Blue Monday

With the prospect of Blue Monday looming we are sorry to report that the demands of planning legislation on planning professionals might be even greater than we thought. 

A recent appeal case (DCS Number 200-009-731), though relating specifically to a proposed agricultural development, has a bearing on the consideration of prior approval applications in general.

In this case prior approval for a barn on a farm in Hampshire was rejected at appeal after the inspector found that the appellant was not able to prove security of tenure of the requisite five hectares of land for the barn to comprise permitted development. 

Class A of Part 6 of Schedule 2 to the GPDO, the inspector recorded, grants planning permission for, amongst other things, the erection of an agricultural building, subject to certain limitations and restrictions. The council’s decision notice stated that the development was not considered to comprise permitted development under Class A of Part 6, as the site area had not been demonstrated to be five hectares or more, and it had not been confirmed that the proposal was reasonably necessary for the purposes of agriculture on the unit in relation to an agricultural trade or business.

Readers might be aware that in Keenan v Woking BC & SSCLG [2017] the judge said that an application to a local planning authority for a determination as to whether its prior approval would be required does not impose on the authority a duty to decide whether the proposed development is in fact permitted development under the GPDO. In New World Payphones Ltd v Westminster City Council [2019], however, the Court of Appeal reasoned that in Keenan the thrust of that part of the judgment was that, by requiring a developer to seek prior approval limited to restricted planning issues, that did not confer upon the authority a power to grant planning permission for development outside the defined class of permitted development. 

The inspector acknowledged that the judgment in New World Payphones Ltd related to the consideration of the duality of phone kiosks proposed under Part 16 of the GPDO. This judgment sets out the principle that to take advantage of being permitted development, the proposed development must fall entirely within the scope of the GPDO. Nevertheless, the judgment confirms that on an application to an authority for a determination as to whether its prior approval is required, when it is in issue, the authority is bound to consider and determine whether the development otherwise falls within the definitional scope of the particular class. 

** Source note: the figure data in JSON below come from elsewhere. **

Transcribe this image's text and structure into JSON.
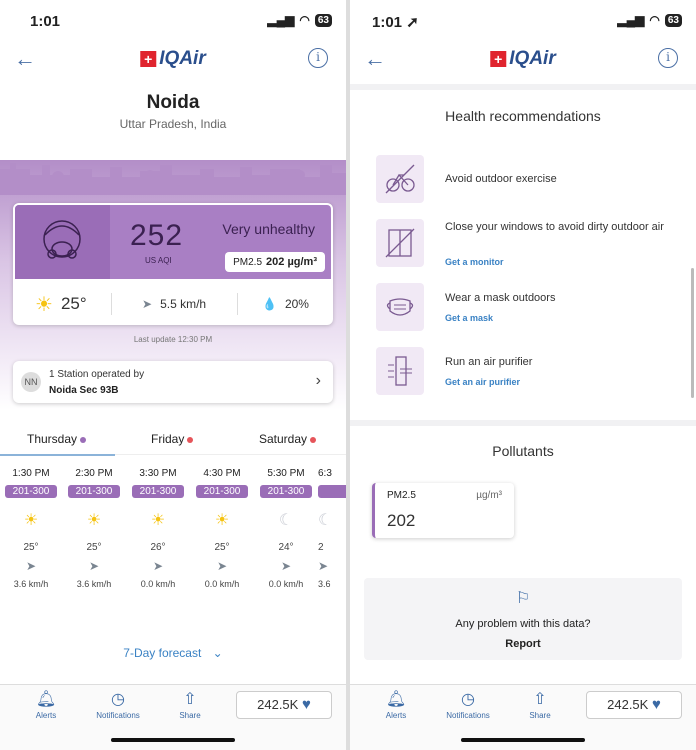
{
  "status_left": {
    "time": "1:01",
    "battery": "63"
  },
  "status_right": {
    "time": "1:01 ➚",
    "battery": "63"
  },
  "brand": {
    "logo_text": "IQAir"
  },
  "location": {
    "city": "Noida",
    "region": "Uttar Pradesh, India"
  },
  "aqi": {
    "value": "252",
    "unit": "US AQI",
    "status": "Very unhealthy",
    "pollutant_label": "PM2.5",
    "pollutant_value": "202 µg/m³"
  },
  "weather": {
    "temp": "25°",
    "wind": "5.5 km/h",
    "humidity": "20%"
  },
  "last_update": "Last update 12:30 PM",
  "station": {
    "initials": "NN",
    "line1": "1 Station operated by",
    "name": "Noida Sec 93B"
  },
  "day_tabs": [
    {
      "label": "Thursday",
      "dot_color": "#9a6db7"
    },
    {
      "label": "Friday",
      "dot_color": "#e6555a"
    },
    {
      "label": "Saturday",
      "dot_color": "#e6555a"
    }
  ],
  "hourly": [
    {
      "time": "1:30 PM",
      "badge": "201-300",
      "icon": "sun-icon",
      "temp": "25°",
      "wind": "3.6 km/h"
    },
    {
      "time": "2:30 PM",
      "badge": "201-300",
      "icon": "sun-icon",
      "temp": "25°",
      "wind": "3.6 km/h"
    },
    {
      "time": "3:30 PM",
      "badge": "201-300",
      "icon": "sun-icon",
      "temp": "26°",
      "wind": "0.0 km/h"
    },
    {
      "time": "4:30 PM",
      "badge": "201-300",
      "icon": "sun-icon",
      "temp": "25°",
      "wind": "0.0 km/h"
    },
    {
      "time": "5:30 PM",
      "badge": "201-300",
      "icon": "moon-icon",
      "temp": "24°",
      "wind": "0.0 km/h"
    },
    {
      "time": "6:3",
      "badge": "",
      "icon": "moon-icon",
      "temp": "2",
      "wind": "3.6"
    }
  ],
  "forecast_link": "7-Day forecast",
  "nav": {
    "alerts": "Alerts",
    "notifications": "Notifications",
    "share": "Share",
    "likes": "242.5K"
  },
  "health": {
    "title": "Health recommendations",
    "items": [
      {
        "text": "Avoid outdoor exercise",
        "link": ""
      },
      {
        "text": "Close your windows to avoid dirty outdoor air",
        "link": "Get a monitor"
      },
      {
        "text": "Wear a mask outdoors",
        "link": "Get a mask"
      },
      {
        "text": "Run an air purifier",
        "link": "Get an air purifier"
      }
    ]
  },
  "pollutants": {
    "title": "Pollutants",
    "name": "PM2.5",
    "unit": "µg/m³",
    "value": "202"
  },
  "problem": {
    "question": "Any problem with this data?",
    "report": "Report"
  }
}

As a later judgment to both the Keenan v Woking BC & SSCLG [2017] and R (oao Marshall) v East Dorset DC & Pitman [2018] judgments, and being of a higher court than the Marshall judgment, the inspector found that the New World Payphones Ltd judgment takes precedence. While this judgment relates to development under Part 16 of the GPDO, he considered that the wording of its findings strongly indicate that the approach is not solely restricted to Part 16 developments. Based upon the evidence before him, he was satisfied that the findings of the New World Payphones Ltd judgment are equally applicable to Part 6 of the GPDO. 

Having regard to these conclusions the inspector identified the main issue to be whether the proposed development would constitute permitted development under Class A of Part 6 of Schedule 2 of the GPDO. After examining the evidence he was unable to find that the agricultural unit was five hectares or more as required by Class A of Part 6. Therefore, the proposed building was not permitted development.

The permitted development classes are set out at section 4.342 of DCP Online.